Conseil de la concurrence. - Décision n° 2005-D/V-54 du 16 décembre 2005 Affaire CONC-C/C-03/050 : Rossel & Cie - De Persgroep - Editeco Vu le procès-verbal de la séance du vendredi 9 décembre 2005;

Vu la requête en récusation déposée à la séance du 9 décembre 2005 par Maître Mischaël Modrikamen au nom de la société IPM établie à 1000 Bruxelles, Boulevard Jacqmain, 127;

Vu l'ordonnance du 12 décembre 2005 du président du Conseil de la concurrence qui désigne un magistrat, membre du Conseil de la concurrence en vue de composer une chambre chargée de statuer sur la demande en récusation d'IPM en rapport avec l'affaire CONC-C/C-03/050 (Groupe Rossel-De Persgroep-Editeco);

Vu l'ordonnance du 12 décembre 2005 composant la chambre devant connaître de la demande de récusation à l'audience du 14 décembre 2005 à 14 heures;

Vu la note d'observations écrites du 11 décembre 2005 des membres de la chambre contre qui la récusation est demandée en réponse aux moyens de récusation de la requérante;

Vu la télécopie du 12 décembre 2005 informant les membres de la chambre, les parties notifiantes, la requérante ainsi que les rapporteurs Patrick Marchand et Toon Musschoot de la possibilité de les entendre à l'audience du 14 décembre 2005 à 14 heures;

Vu la lettre du 14 décembre 2005 des membres de la chambre contre qui la récusation est demandée par laquelle ils font savoir qu'ils souhaitent être entendus à l'audience du 14 décembre en l'absence du rapporteur, des parties notifiantes de la concentration CONC-C/C-03/050, des tiers et de leurs conseils;

Entendu à l'audience du 14 décembre 2005 : Confidentiel qui s'en réfèrent à leur note d'observations écrites, le rapporteur Toon Musschoot, Maître Mischaël Modrikamen, conseil de la requérante, Maîtres Pierre-Manuel Louis et Johan Ysewyn, conseils des parties notifiantes de l'affaire CONC-C/C-03/050; 1. La demande soumise au Conseil La S.A. de droit belge IPM (ci-après IPM) a déposé lors de l'audience du 9 décembre 2005 du Conseil de la concurrence consacrée à l'examen du dossier de concentration répertorié sous le n° CONC-C/C- 03/050 une requête en récusation à l'égard des membres de la chambre du Conseil composée de Confidentiel.
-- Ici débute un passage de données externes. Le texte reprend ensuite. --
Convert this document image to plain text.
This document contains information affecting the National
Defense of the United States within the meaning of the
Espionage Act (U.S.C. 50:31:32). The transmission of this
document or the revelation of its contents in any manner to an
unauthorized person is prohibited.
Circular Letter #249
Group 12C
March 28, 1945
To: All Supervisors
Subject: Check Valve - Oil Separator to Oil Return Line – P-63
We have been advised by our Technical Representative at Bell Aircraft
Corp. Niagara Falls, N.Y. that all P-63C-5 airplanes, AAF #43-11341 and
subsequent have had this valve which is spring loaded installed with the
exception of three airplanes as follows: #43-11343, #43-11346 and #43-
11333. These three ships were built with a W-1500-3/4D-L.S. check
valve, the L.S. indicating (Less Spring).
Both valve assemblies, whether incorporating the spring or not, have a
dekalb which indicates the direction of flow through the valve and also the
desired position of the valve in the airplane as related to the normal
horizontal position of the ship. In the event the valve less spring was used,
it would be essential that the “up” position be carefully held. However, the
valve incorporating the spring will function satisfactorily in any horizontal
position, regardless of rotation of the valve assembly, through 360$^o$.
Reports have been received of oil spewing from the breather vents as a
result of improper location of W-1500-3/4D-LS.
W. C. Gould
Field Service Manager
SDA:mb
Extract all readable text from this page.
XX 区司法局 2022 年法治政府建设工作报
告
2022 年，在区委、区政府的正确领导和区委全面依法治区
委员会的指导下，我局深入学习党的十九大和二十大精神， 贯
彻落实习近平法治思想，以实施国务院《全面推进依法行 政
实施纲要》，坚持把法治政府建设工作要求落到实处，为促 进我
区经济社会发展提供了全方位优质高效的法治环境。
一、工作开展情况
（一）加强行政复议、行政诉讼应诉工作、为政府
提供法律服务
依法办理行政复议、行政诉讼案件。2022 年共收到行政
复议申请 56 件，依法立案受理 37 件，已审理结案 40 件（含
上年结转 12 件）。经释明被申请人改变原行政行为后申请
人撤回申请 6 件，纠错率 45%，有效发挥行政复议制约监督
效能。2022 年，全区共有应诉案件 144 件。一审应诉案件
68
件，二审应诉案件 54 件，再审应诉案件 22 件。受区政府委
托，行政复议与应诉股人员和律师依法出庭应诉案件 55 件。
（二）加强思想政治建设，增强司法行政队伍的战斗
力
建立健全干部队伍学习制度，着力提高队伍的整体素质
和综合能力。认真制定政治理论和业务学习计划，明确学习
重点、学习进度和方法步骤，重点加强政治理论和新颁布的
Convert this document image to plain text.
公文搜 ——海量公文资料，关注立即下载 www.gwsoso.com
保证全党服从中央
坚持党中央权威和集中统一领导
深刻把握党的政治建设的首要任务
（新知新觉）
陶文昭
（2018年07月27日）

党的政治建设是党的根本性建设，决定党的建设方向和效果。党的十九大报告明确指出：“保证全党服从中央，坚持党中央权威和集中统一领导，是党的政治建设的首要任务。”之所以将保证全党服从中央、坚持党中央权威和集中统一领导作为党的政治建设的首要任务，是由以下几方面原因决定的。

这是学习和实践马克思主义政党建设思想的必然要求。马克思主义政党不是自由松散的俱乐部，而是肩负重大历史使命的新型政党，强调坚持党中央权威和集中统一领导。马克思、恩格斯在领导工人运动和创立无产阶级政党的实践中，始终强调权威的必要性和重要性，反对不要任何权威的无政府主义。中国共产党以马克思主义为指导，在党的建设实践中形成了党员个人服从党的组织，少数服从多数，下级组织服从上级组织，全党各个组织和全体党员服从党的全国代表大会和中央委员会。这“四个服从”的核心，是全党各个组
IPM demande au Conseil d'ordonner aux membres précités de s'abstenir de statuer dans cette affaire et de composer une nouvelle chambre.

La demande se fonde sur l'article 18, § 2, de la loi sur la protection de la concurrence économique (ci-après LPCE) qui dispose que « Les membres du Conseil de la concurrence peuvent être récusés pour les causes énoncées à l'article 828 du Code judiciaire ».

La demande en récusation vise la disposition de l'article 828,9° du Code judiciaire qui stipule qu'un juge peut être récusé s'il a précédemment connu du différend comme juge ou arbitre. 2. Les antécédents Une opération de concentration a été notifiée au Conseil de la concurrence le 26 septembre 2003 sous la référence CONC-C/C-03/050. Le Conseil a approuvé cette opération de concentration, en l'assortissant de conditions, par une décision du 26 janvier 2004.

La Cour d'Appel de Bruxelles a annulé le 15 septembre 2005 la décision du Conseil, sans toutefois déclarer l'opération inadmissible comme ce fût le cas dans une autre procédure (cfr. arrêts des 25 juin 1997 et 15 janvier 1998 dans le cadre de l'acquisition de Barry par Callebaut, publiés respectivement au Moniteur Belge du 4 juillet 1997, p. 17947 et du 12 février 1998, p. 4095).

Par courrier du 19 octobre 2005, les représentants communs des parties notifiantes à la concentration CONC-C/C-03/050 ont informé le Conseil de l'acquisition par une des parties notifiantes d'un contrôle exclusif sur l'autre.

A la suite de cette opération, le représentant commun des parties notifiantes à cette concentration a sollicité le retrait de la notification déposée le 26 septembre 2003.

L'examen du retrait de cette notification a été fixé à l'audience du Conseil du 9 décembre 2005. La chambre du Conseil appelée à statuer sur cette demande est identique à celle qui a prononcé la décision n° 2005-C/C- 47 du 26 septembre 2005.

IPM considère que celle-ci concerne la même question litigieuse, à savoir l'admissibilité de la concentration entre les journaux De Tijd et L'Echo et qu'il y a de ce fait motif à récusation en application de l'article 828,9° du Code judiciaire.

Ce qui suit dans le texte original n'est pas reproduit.